The police chief said that reports about rule breakers had risen from around 150 a week a fortnight ago to 250 a week now.
He added: “We don’t want heavy-handed policing here, we want people to enjoy their Christmas, I want people to enjoy their Christmas.
“The police are all family people as well, and they want to enjoy their Christmas.
“But we’ve got to do it in a way that is compliant with the present regulations – you’ve heard several others quite rightly say it.
“And if there are major infringements then we’d all expect the police to take the appropriate action.”
A YouGov poll carried out this month revealed just 68 per cent of respondents said they will abide by the Rule of Six this Christmas.
Different police forces across the country are likely to take different approaches to enforcing gatherings during the festive season.
Greater Manchester Police, the Metropolitan Police Service and Merseyside Police said they will follow the National Police Chiefs’ Council’s line, which is that enforcement would happen “as a last resort”.
“We understand that this is a period where people want to be with their loved ones, celebrating this holiday,” a spokesperson for the NPCC said.

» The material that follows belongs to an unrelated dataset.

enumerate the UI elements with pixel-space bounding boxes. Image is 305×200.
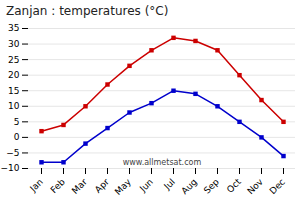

“We police against the regulations that are in law, and everybody has their part to play to help protect local communities and loved ones and we are confident people will adhere to the rules and help us to reduce the risk of transmission.
“The police’s approach remains to engage, explain and encourage people to follow the rules in the first instance and enforce as a last resort, where there are clear breaches of the rules taking place.”